Excessive Police Violence
Evident in
Emergency Care Cases

By: Doctor Jared Strote
University of Washington

Excessive Use of Force by Police:
A Survey of Academic Emergency Physicians

Excessive police violence is evident in the types of injury and trauma emergency care doctors are treating in the United States, indicates research published in Emergency Medicine Journal.

The findings are based on 315 responses to a representative survey of 393 academic emergency care doctors across the USA.

There are at least 800,000 police (law enforcement) officers in the USA. Figures for 2002 show that just short of the 45 million people who had a face-to-face encounter with one, did so at the behest of the police officer.

Almost all (99.8%) of emergency care providers who responded to the survey, believed that the police use excessive force to arrest and detain suspects.

A similar number of respondents (98%) confirmed that they had treated patients who they suspected had sustained injuries/bruising inflicted by police officers.

Around two thirds of respondents said that they had treated two or more such cases a year.

Doctors working in public facilities were more than four times as likely to report treating patients who had been the victims of excessive police force than doctors working at university or community teaching emergency care departments.

The most frequently cited type of injury was blunt trauma inflicted by fists or feet. About three out of four respondents cited overly tight handcuffs as causes of injury.

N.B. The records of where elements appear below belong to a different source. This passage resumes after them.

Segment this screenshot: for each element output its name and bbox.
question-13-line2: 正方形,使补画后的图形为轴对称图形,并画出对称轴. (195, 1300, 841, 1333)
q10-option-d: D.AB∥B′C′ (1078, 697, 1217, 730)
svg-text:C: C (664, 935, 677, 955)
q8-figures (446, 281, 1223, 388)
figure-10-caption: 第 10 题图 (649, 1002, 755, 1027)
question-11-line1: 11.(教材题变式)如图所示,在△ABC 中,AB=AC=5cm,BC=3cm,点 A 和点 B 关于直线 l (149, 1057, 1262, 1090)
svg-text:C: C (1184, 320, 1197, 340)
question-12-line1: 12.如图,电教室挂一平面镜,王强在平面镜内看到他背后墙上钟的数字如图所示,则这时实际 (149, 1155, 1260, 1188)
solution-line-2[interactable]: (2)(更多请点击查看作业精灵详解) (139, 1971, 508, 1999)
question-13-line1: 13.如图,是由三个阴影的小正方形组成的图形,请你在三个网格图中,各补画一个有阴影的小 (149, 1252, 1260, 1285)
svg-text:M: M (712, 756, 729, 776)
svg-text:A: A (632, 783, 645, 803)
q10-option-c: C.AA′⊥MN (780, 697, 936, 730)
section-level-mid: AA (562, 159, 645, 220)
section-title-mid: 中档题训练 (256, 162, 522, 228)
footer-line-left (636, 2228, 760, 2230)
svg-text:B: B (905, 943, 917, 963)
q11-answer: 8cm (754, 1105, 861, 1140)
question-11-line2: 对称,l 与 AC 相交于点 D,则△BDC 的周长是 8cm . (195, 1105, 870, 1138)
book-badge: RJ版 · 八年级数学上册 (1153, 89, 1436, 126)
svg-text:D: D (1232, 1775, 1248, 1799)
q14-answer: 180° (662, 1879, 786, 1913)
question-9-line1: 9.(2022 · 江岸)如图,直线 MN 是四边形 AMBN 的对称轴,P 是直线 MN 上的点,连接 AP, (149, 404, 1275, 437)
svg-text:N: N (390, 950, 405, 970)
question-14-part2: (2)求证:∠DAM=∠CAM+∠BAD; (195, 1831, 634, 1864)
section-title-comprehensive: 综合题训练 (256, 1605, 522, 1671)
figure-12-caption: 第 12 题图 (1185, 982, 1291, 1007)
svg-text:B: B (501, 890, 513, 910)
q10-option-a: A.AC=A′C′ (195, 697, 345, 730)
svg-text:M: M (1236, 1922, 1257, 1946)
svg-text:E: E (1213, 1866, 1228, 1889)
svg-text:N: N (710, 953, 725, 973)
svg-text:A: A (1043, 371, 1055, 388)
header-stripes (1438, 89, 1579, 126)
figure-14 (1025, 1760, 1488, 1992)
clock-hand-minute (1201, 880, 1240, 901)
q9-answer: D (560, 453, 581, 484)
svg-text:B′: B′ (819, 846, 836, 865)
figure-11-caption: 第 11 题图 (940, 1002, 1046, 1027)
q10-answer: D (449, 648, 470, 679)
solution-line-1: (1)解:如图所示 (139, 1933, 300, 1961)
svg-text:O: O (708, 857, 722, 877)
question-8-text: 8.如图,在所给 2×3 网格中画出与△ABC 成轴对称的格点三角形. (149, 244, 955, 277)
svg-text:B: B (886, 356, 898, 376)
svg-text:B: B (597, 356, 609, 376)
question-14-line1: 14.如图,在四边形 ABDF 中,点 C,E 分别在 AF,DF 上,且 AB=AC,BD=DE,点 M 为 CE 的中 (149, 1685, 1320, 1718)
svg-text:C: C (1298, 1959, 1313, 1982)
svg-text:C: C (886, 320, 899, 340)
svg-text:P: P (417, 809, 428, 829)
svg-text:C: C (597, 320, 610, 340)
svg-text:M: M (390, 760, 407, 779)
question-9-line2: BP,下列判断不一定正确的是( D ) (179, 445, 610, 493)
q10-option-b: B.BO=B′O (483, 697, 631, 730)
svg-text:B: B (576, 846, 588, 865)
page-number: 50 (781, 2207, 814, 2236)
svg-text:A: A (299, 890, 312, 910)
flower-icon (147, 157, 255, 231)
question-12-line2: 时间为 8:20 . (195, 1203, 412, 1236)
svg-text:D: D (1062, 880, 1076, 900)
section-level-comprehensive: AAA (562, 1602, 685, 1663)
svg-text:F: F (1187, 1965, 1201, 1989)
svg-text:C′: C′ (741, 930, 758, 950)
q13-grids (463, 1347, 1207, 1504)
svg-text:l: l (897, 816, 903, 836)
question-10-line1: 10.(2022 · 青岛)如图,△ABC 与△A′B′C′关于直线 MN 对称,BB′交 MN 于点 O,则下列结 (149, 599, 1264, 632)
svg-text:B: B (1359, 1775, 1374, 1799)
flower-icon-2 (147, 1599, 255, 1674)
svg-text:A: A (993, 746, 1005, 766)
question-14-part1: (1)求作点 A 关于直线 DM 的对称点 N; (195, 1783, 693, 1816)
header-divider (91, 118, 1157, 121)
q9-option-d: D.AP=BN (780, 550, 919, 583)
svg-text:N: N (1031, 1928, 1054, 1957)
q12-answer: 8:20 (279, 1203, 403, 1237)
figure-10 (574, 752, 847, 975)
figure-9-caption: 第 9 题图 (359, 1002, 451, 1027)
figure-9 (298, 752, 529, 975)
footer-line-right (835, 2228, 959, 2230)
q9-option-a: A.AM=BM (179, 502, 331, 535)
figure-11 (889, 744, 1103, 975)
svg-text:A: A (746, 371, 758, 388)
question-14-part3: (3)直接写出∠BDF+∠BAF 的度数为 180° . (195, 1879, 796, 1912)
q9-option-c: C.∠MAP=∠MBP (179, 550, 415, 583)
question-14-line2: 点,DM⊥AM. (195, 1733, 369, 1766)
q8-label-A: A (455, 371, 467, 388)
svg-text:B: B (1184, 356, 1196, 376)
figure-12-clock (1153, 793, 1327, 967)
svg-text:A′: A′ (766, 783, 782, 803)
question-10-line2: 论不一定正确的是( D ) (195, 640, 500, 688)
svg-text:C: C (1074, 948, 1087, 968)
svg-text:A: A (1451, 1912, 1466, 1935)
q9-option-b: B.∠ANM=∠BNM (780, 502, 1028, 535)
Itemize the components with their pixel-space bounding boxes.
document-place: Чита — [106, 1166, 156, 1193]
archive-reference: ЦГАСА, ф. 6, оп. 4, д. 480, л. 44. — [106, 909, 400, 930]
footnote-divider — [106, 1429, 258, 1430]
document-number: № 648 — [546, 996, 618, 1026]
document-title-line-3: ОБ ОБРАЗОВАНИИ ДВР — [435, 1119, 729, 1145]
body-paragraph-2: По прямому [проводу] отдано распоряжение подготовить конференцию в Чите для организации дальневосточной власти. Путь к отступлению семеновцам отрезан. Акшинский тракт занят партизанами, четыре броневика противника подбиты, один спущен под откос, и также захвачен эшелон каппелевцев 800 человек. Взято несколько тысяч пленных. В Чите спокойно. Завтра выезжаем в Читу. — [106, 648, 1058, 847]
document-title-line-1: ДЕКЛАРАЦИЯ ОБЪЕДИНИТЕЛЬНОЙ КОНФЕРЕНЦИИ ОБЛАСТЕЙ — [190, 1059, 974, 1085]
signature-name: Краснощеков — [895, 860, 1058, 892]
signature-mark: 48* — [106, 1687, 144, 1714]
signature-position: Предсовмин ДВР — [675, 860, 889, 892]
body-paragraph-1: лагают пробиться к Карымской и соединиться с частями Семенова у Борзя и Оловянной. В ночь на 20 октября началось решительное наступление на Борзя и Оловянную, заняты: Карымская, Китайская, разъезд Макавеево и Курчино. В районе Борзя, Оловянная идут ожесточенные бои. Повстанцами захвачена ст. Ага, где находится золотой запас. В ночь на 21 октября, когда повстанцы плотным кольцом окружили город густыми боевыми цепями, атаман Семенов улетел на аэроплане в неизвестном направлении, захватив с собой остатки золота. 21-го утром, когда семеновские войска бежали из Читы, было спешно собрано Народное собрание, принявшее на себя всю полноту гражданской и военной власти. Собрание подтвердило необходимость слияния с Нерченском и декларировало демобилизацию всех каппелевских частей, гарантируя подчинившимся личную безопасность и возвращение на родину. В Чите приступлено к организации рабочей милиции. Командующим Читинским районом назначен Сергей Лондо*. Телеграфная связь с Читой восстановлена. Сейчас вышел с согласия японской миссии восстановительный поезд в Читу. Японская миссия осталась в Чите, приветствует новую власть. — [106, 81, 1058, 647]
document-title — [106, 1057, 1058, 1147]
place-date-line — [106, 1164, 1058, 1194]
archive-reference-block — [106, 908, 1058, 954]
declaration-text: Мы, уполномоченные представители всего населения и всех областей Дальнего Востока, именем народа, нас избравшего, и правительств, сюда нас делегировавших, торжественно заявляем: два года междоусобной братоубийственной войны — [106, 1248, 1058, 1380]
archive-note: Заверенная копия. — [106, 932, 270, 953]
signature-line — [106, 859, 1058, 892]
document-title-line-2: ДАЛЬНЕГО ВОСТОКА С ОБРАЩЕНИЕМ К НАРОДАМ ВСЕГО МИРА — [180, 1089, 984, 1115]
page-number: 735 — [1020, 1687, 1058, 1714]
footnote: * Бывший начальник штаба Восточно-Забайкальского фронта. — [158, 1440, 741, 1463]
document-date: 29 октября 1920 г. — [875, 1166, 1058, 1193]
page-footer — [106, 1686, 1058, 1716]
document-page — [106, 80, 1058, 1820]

Seven out of 10 (71%) doctors said they had not reported these incidents and over 95% said they had no departmental policies on reporting their suspicions.

A high proportion of respondents (94%) said they had not been given any training on how to handle such cases. But around 70% felt they should be reporting incidents of this kind. Just under half felt that reporting should be a statutory requirement as it is for child abuse, domestic violence, and elder abuse.

The authors point out that the police do sometimes have to use coercive force, ranging across a spectrum from voice commands through physical restraint and use of chemical sprays, batons, and dogs, to lethal firearms.

Most police departments do not keep records of how often coercive force is used in confrontational situations, say the authors, but estimates suggest that this applies in around 8% of encounters.

How often coercive force escalates to excessive force is not known, the authors add, but the World Health Organization classifies injury and death caused by excessive force at the hands of police officers as a breach of human rights.